Friday, April 6, 2012

Photographer Friday

I just had a chance to look through the new British Journal of Photography (Volume 159 Issue 7799) and the new collection "Infra" by Richard Mosse jumped out at me straight away. The shots are all taken of the war in the Democratic Republic of Congo. In the article it says that the situation "is so complex, its accumulative horrors so intangible, photography could not adequately portray or respond." The film Mosse used is called Aerochrome and has recently been discontinued by Kodak. It was developed initially as an infrared film to detect enemies in the Vietnam War. It brings all foliage out in this pink colour and leaves anything else it's normal colour. As expected this has been experimented with by the general public during the psychedelic era and was used on album covers by Jimi Hendrix Experience and The Grateful Dead. After than that, apart from some landscape photographs, it pretty much fell into disuse hence it's removal from the catalogue and production.

It's such an unusual way to photograph the war, but the colours really encourage your eye to look further and see what else is present.
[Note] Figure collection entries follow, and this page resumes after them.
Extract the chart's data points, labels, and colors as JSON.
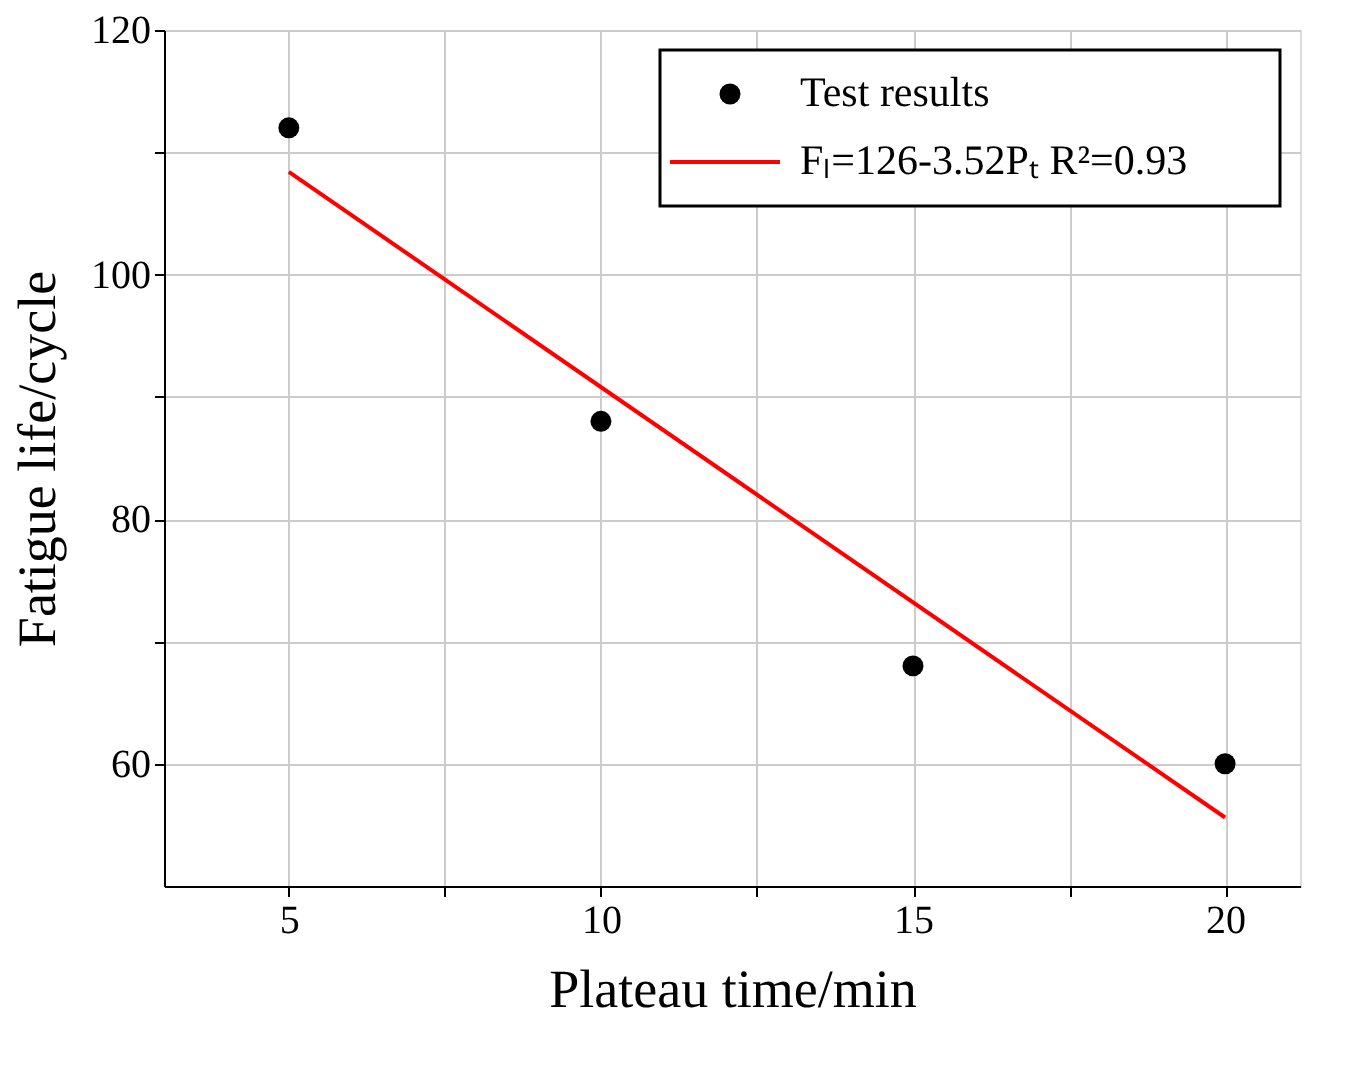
{
  "chart_data": {
    "type": "scatter",
    "xlabel": "Plateau time/min",
    "ylabel": "Fatigue life/cycle",
    "x": [
      5,
      10,
      15,
      20
    ],
    "series": [
      {
        "name": "Test results",
        "color": "#000000",
        "marker": "circle",
        "values": [
          112,
          88,
          68,
          60
        ]
      },
      {
        "name": "Fₗ=126-3.52Pₜ  R²=0.93",
        "type": "line",
        "color": "#ff0000",
        "x": [
          5,
          20
        ],
        "values": [
          108.4,
          55.6
        ]
      }
    ],
    "xlim": [
      3,
      21.2
    ],
    "ylim": [
      50,
      120
    ],
    "xticks": [
      5,
      {
        "value": 7.5,
        "label": null
      },
      10,
      {
        "value": 12.5,
        "label": null
      },
      15,
      {
        "value": 17.5,
        "label": null
      },
      20
    ],
    "yticks": [
      60,
      {
        "value": 70,
        "label": null
      },
      80,
      {
        "value": 90,
        "label": null
      },
      100,
      {
        "value": 110,
        "label": null
      },
      120
    ],
    "grid": true,
    "legend": "top right",
    "line_style": "solid"
  }
}
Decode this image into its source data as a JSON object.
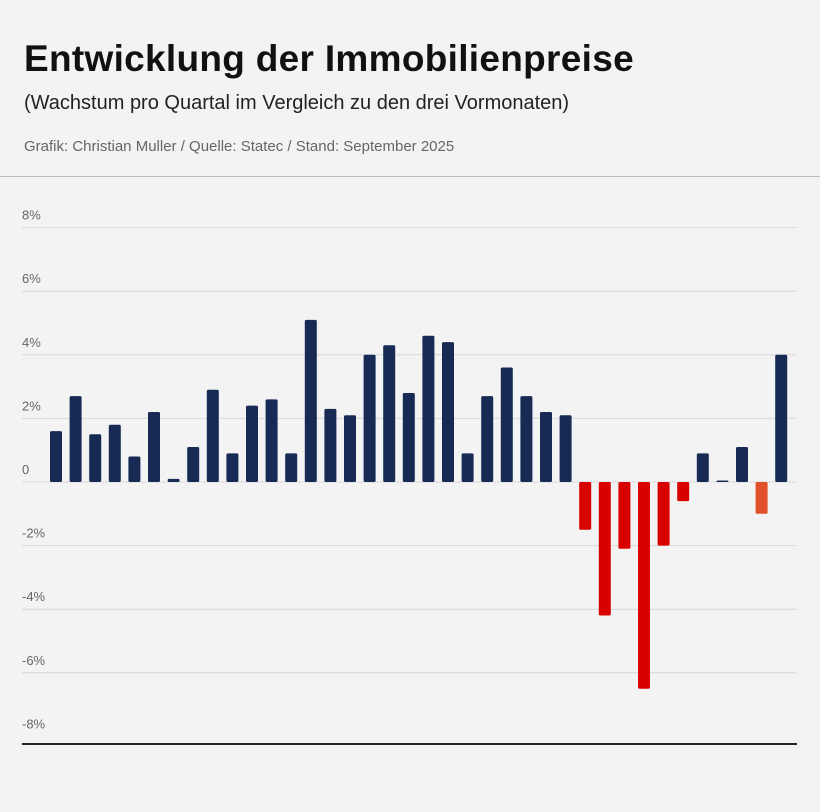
{
  "header": {
    "title": "Entwicklung der Immobilienpreise",
    "subtitle": "(Wachstum pro Quartal im Vergleich zu den drei Vormonaten)",
    "source": "Grafik: Christian Muller / Quelle: Statec / Stand: September 2025"
  },
  "colors": {
    "positive": "#172a54",
    "negative": "#d90000",
    "latest_negative": "#e0502a",
    "grid": "#d8d8d8",
    "axis": "#222222"
  },
  "chart_data": {
    "type": "bar",
    "title": "Entwicklung der Immobilienpreise",
    "subtitle": "(Wachstum pro Quartal im Vergleich zu den drei Vormonaten)",
    "xlabel": "",
    "ylabel": "",
    "ylim": [
      -8,
      8
    ],
    "yticks": [
      8,
      6,
      4,
      2,
      0,
      -2,
      -4,
      -6,
      -8
    ],
    "ytick_labels": [
      "8%",
      "6%",
      "4%",
      "2%",
      "0",
      "-2%",
      "-4%",
      "-6%",
      "-8%"
    ],
    "grid": true,
    "values": [
      1.6,
      2.7,
      1.5,
      1.8,
      0.8,
      2.2,
      0.1,
      1.1,
      2.9,
      0.9,
      2.4,
      2.6,
      0.9,
      5.1,
      2.3,
      2.1,
      4.0,
      4.3,
      2.8,
      4.6,
      4.4,
      0.9,
      2.7,
      3.6,
      2.7,
      2.2,
      2.1,
      -1.5,
      -4.2,
      -2.1,
      -6.5,
      -2.0,
      -0.6,
      0.9,
      0.0,
      1.1,
      -1.0,
      4.0
    ],
    "highlight_index": 36
  }
}
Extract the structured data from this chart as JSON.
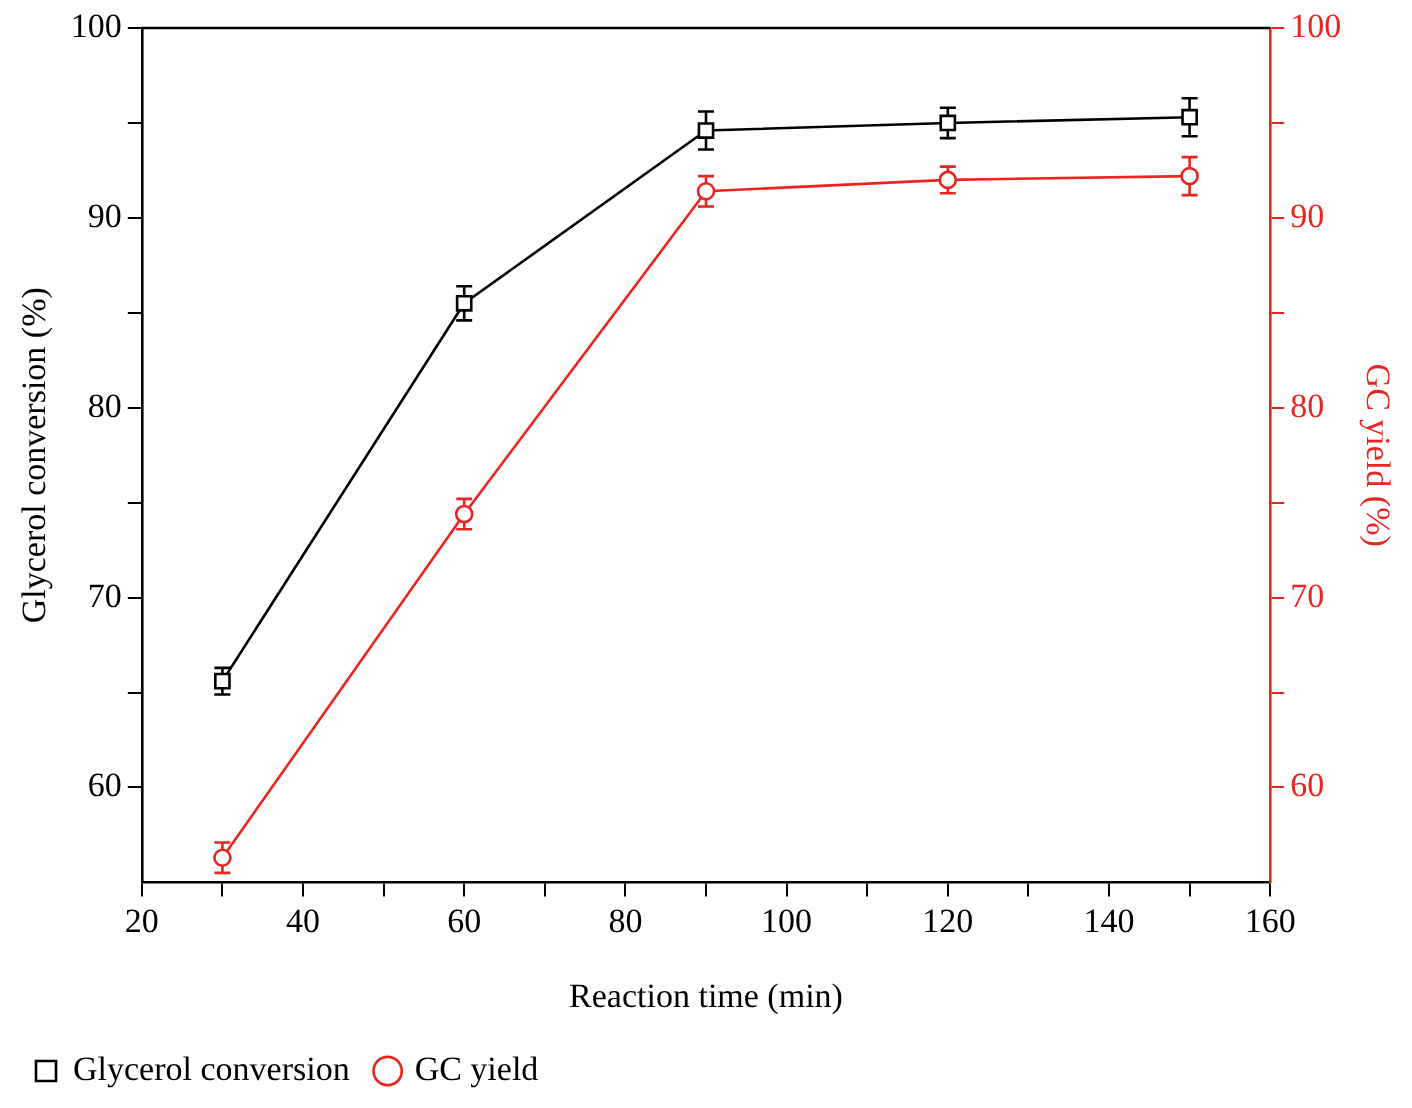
{
  "chart_data": {
    "type": "line",
    "xlabel": "Reaction time (min)",
    "ylabel": "Glycerol conversion (%)",
    "y2label": "GC yield (%)",
    "x": [
      30,
      60,
      90,
      120,
      150
    ],
    "series": [
      {
        "name": "Glycerol conversion",
        "color": "#000000",
        "marker": "square",
        "values": [
          65.6,
          85.5,
          94.6,
          95.0,
          95.3
        ],
        "errors": [
          0.7,
          0.9,
          1.0,
          0.8,
          1.0
        ]
      },
      {
        "name": "GC yield",
        "color": "#e8251f",
        "marker": "circle",
        "axis": "y2",
        "values": [
          56.3,
          74.4,
          91.4,
          92.0,
          92.2
        ],
        "errors": [
          0.8,
          0.8,
          0.8,
          0.7,
          1.0
        ]
      }
    ],
    "xlim": [
      20,
      160
    ],
    "xticks": [
      20,
      {
        "value": 30,
        "label": null
      },
      40,
      {
        "value": 50,
        "label": null
      },
      60,
      {
        "value": 70,
        "label": null
      },
      80,
      {
        "value": 90,
        "label": null
      },
      100,
      {
        "value": 110,
        "label": null
      },
      120,
      {
        "value": 130,
        "label": null
      },
      140,
      {
        "value": 150,
        "label": null
      },
      160
    ],
    "ylim": [
      55,
      100
    ],
    "yticks": [
      60,
      {
        "value": 65,
        "label": null
      },
      70,
      {
        "value": 75,
        "label": null
      },
      80,
      {
        "value": 85,
        "label": null
      },
      90,
      {
        "value": 95,
        "label": null
      },
      100
    ],
    "y2lim": [
      55,
      100
    ],
    "y2ticks": [
      60,
      {
        "value": 65,
        "label": null
      },
      70,
      {
        "value": 75,
        "label": null
      },
      80,
      {
        "value": 85,
        "label": null
      },
      90,
      {
        "value": 95,
        "label": null
      },
      100
    ],
    "line_style": "solid",
    "grid": false,
    "legend": "bottom left"
  }
}
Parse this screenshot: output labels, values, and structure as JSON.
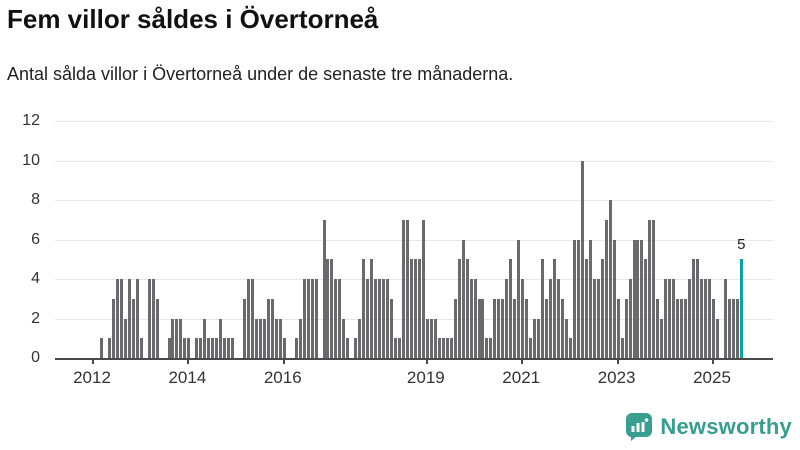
{
  "header": {
    "title": "Fem villor såldes i Övertorneå",
    "subtitle": "Antal sålda villor i Övertorneå under de senaste tre månaderna."
  },
  "logo": {
    "text": "Newsworthy"
  },
  "colors": {
    "bar": "#69696e",
    "highlight": "#00a5a5",
    "logo_teal": "#379e90",
    "grid": "#e7e7e7",
    "axis": "#4a4a4a"
  },
  "chart_data": {
    "type": "bar",
    "title": "Fem villor såldes i Övertorneå",
    "subtitle": "Antal sålda villor i Övertorneå under de senaste tre månaderna.",
    "x_start_month": "2012-01",
    "x_end_month": "2025-08",
    "x_tick_labels": [
      "2012",
      "2014",
      "2016",
      "2019",
      "2021",
      "2023",
      "2025"
    ],
    "x_tick_month_index": [
      0,
      24,
      48,
      84,
      108,
      132,
      156
    ],
    "y_ticks": [
      0,
      2,
      4,
      6,
      8,
      10,
      12
    ],
    "ylim": [
      0,
      12
    ],
    "grid": true,
    "highlight_last": true,
    "last_value_label": "5",
    "values": [
      0,
      0,
      1,
      0,
      1,
      3,
      4,
      4,
      2,
      4,
      3,
      4,
      1,
      0,
      4,
      4,
      3,
      0,
      0,
      1,
      2,
      2,
      2,
      1,
      1,
      0,
      1,
      1,
      2,
      1,
      1,
      1,
      2,
      1,
      1,
      1,
      0,
      0,
      3,
      4,
      4,
      2,
      2,
      2,
      3,
      3,
      2,
      2,
      1,
      0,
      0,
      1,
      2,
      4,
      4,
      4,
      4,
      0,
      7,
      5,
      5,
      4,
      4,
      2,
      1,
      0,
      1,
      2,
      5,
      4,
      5,
      4,
      4,
      4,
      4,
      3,
      1,
      1,
      7,
      7,
      5,
      5,
      5,
      7,
      2,
      2,
      2,
      1,
      1,
      1,
      1,
      3,
      5,
      6,
      5,
      4,
      4,
      3,
      3,
      1,
      1,
      3,
      3,
      3,
      4,
      5,
      3,
      6,
      4,
      3,
      1,
      2,
      2,
      5,
      3,
      4,
      5,
      4,
      3,
      2,
      1,
      6,
      6,
      10,
      5,
      6,
      4,
      4,
      5,
      7,
      8,
      6,
      3,
      1,
      3,
      4,
      6,
      6,
      6,
      5,
      7,
      7,
      3,
      2,
      4,
      4,
      4,
      3,
      3,
      3,
      4,
      5,
      5,
      4,
      4,
      4,
      3,
      2,
      0,
      4,
      3,
      3,
      3,
      5
    ]
  }
}
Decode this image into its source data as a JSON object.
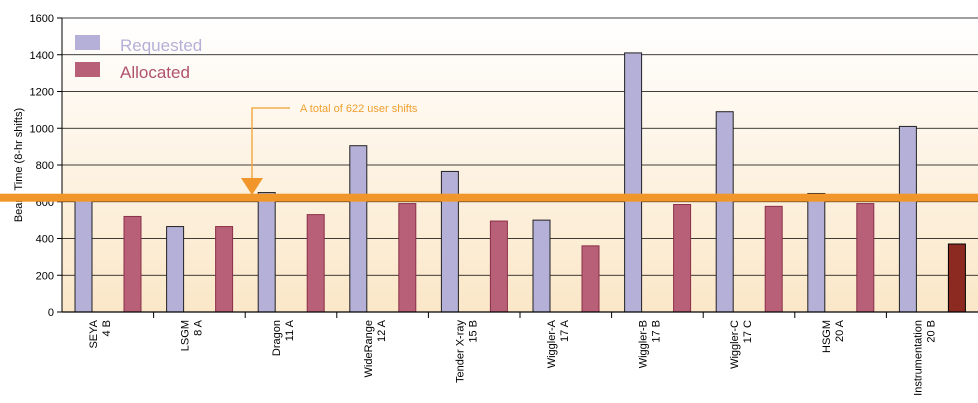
{
  "colors": {
    "requested": "#b4b0d8",
    "allocated": "#b86078",
    "allocated_highlight": "#8c2a22",
    "requested_text": "#b4b0d8",
    "allocated_text": "#b0526e",
    "threshold_line": "#f0962a",
    "annotation": "#f0a030",
    "plot_bg_top": "#ffffff",
    "plot_bg_bottom": "#fbe7c8"
  },
  "chart_data": {
    "type": "bar",
    "title": "",
    "xlabel": "",
    "ylabel": "Beam Time (8-hr shifts)",
    "ylim": [
      0,
      1600
    ],
    "yticks": [
      "0",
      "200",
      "400",
      "600",
      "800",
      "1000",
      "1200",
      "1400",
      "1600"
    ],
    "grid": true,
    "legend_placement": "top-left",
    "categories": [
      [
        "SEYA",
        "4 B"
      ],
      [
        "LSGM",
        "8 A"
      ],
      [
        "Dragon",
        "11 A"
      ],
      [
        "WideRange",
        "12 A"
      ],
      [
        "Tender X-ray",
        "15 B"
      ],
      [
        "Wiggler-A",
        "17 A"
      ],
      [
        "Wiggler-B",
        "17 B"
      ],
      [
        "Wiggler-C",
        "17 C"
      ],
      [
        "HSGM",
        "20 A"
      ],
      [
        "Instrumentation",
        "20 B"
      ]
    ],
    "series": [
      {
        "name": "Requested",
        "values": [
          610,
          465,
          650,
          905,
          765,
          500,
          1410,
          1090,
          645,
          1010
        ]
      },
      {
        "name": "Allocated",
        "values": [
          520,
          465,
          530,
          590,
          495,
          360,
          585,
          575,
          590,
          370
        ]
      }
    ],
    "reference_line": {
      "value": 622
    },
    "annotation": "A total of 622 user shifts"
  }
}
Richard originally studied English Literature in Kings College London but returned to study not long after to complete a postgraduate diploma in fine art and then went to the Yale School of Art to study photography MFA. Below are two of the photographs that stood out to me form the Infra collection that I have seen so far.

This is such an alien landscape. The blue river weaving through it really stands out against the grass and bushes. The shapes of the mounds with the tree line on top steps out from the background as well.

The pink highlighting is so surreal when compared with the young man with the rifle. The strange colours really show how strange the whole situation is with him being so young.